CHAPITRE I : LA VILLE ET LES GRANDES AGGLOMERATIONS : SITUATIONS DANS LE MONDE

I.5. Une nouvelle approche des comportements humains en milieu urbain

L’Ecole de Chicago, mère de la recherche socio-anthropologique de la ville, est un référant de premier plan de par ses principes et ses méthodes. Née en 1920 aux Etats Unis sous l’impulsion d’un ensemble de travaux de recherche sociale conduits à Chicago autour de Robert Park, de Burgess et de Mckenzie, l’Ecole de Chicago propose une nouvelle approche des comportements humains en milieu urbain.
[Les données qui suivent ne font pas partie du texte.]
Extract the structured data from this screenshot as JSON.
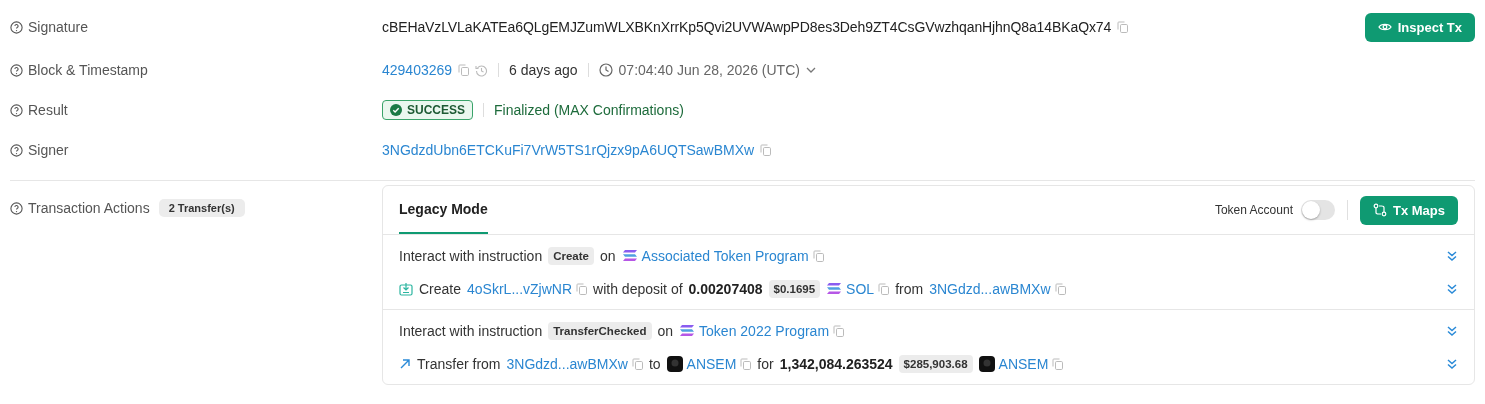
{
  "fields": [
    {
      "kind": "signature",
      "label": "Signature",
      "value": "cBEHaVzLVLaKATEa6QLgEMJZumWLXBKnXrrKp5Qvi2UVWAwpPD8es3Deh9ZT4CsGVwzhqanHjhnQ8a14BKaQx74",
      "button": "Inspect Tx"
    },
    {
      "kind": "block",
      "label": "Block & Timestamp",
      "block": "429403269",
      "age": "6 days ago",
      "time": "07:04:40 Jun 28, 2026 (UTC)"
    },
    {
      "kind": "result",
      "label": "Result",
      "status": "SUCCESS",
      "detail": "Finalized (MAX Confirmations)"
    },
    {
      "kind": "signer",
      "label": "Signer",
      "value": "3NGdzdUbn6ETCKuFi7VrW5TS1rQjzx9pA6UQTSawBMXw"
    }
  ],
  "actions": {
    "label": "Transaction Actions",
    "count": "2 Transfer(s)",
    "tabs": [
      {
        "label": "Legacy Mode",
        "selected": true
      }
    ],
    "toggle": {
      "label": "Token Account",
      "on": false
    },
    "button": "Tx Maps",
    "instructions": [
      {
        "lines": [
          [
            {
              "kind": "text",
              "text": "Interact with instruction"
            },
            {
              "kind": "tag",
              "text": "Create"
            },
            {
              "kind": "text",
              "text": "on"
            },
            {
              "kind": "program",
              "text": "Associated Token Program"
            }
          ],
          [
            {
              "kind": "create",
              "text": "Create"
            },
            {
              "kind": "address",
              "text": "4oSkrL...vZjwNR"
            },
            {
              "kind": "text",
              "text": "with deposit of"
            },
            {
              "kind": "amount",
              "text": "0.00207408"
            },
            {
              "kind": "tag",
              "text": "$0.1695"
            },
            {
              "kind": "program",
              "text": "SOL"
            },
            {
              "kind": "text",
              "text": "from"
            },
            {
              "kind": "address",
              "text": "3NGdzd...awBMXw"
            }
          ]
        ]
      },
      {
        "lines": [
          [
            {
              "kind": "text",
              "text": "Interact with instruction"
            },
            {
              "kind": "tag",
              "text": "TransferChecked"
            },
            {
              "kind": "text",
              "text": "on"
            },
            {
              "kind": "program",
              "text": "Token 2022 Program"
            }
          ],
          [
            {
              "kind": "transfer",
              "text": "Transfer from"
            },
            {
              "kind": "address",
              "text": "3NGdzd...awBMXw"
            },
            {
              "kind": "text",
              "text": "to"
            },
            {
              "kind": "token",
              "text": "ANSEM"
            },
            {
              "kind": "text",
              "text": "for"
            },
            {
              "kind": "amount",
              "text": "1,342,084.263524"
            },
            {
              "kind": "tag",
              "text": "$285,903.68"
            },
            {
              "kind": "token",
              "text": "ANSEM"
            }
          ]
        ]
      }
    ]
  }
}
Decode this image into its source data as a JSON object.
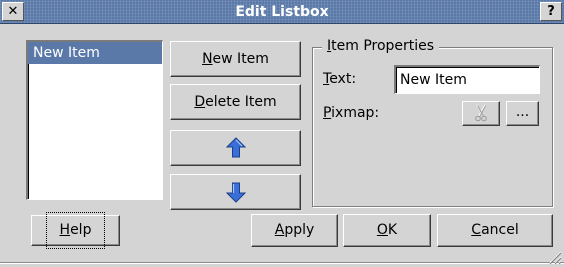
{
  "window": {
    "title": "Edit Listbox",
    "close_glyph": "✕",
    "help_glyph": "?"
  },
  "list": {
    "items": [
      "New Item"
    ],
    "selected_index": 0
  },
  "buttons": {
    "new_item": "New Item",
    "delete_item": "Delete Item",
    "move_up_icon": "arrow-up-icon",
    "move_down_icon": "arrow-down-icon",
    "help": "Help",
    "apply": "Apply",
    "ok": "OK",
    "cancel": "Cancel"
  },
  "properties": {
    "group_title": "Item Properties",
    "text_label": "Text:",
    "text_value": "New Item",
    "pixmap_label": "Pixmap:",
    "pixmap_clear_icon": "scissors-icon",
    "pixmap_browse": "..."
  },
  "colors": {
    "titlebar": "#5a79a8",
    "selection": "#5a79a8",
    "arrow": "#3a6fd8",
    "face": "#d4d4d4"
  }
}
C’est d’abord une école de sociologie, à partir du premier département américain fondé à l’université de Chicago dès 1892. La ville en très forte croissance (5000 habitants en 1840, 1 million en 1890) sous l’afflux d’immigrants venus de nombreux pays constitue un laboratoire pour les chercheurs qui sont mis à contribution pour résoudre les conflits multiples nés de l’urbanisation galopante, de la distance culturelle et de la pauvreté. Les premiers théoriciens ont ainsi mis en place les concepts de désorganisation sociale, de marginalité, d’acculturation. Ce contexte donne à cette sociologie sa particularité et le rend difficilement transposable en Algérie, où on ne trouve pas le contexte de l’immigration étrangère.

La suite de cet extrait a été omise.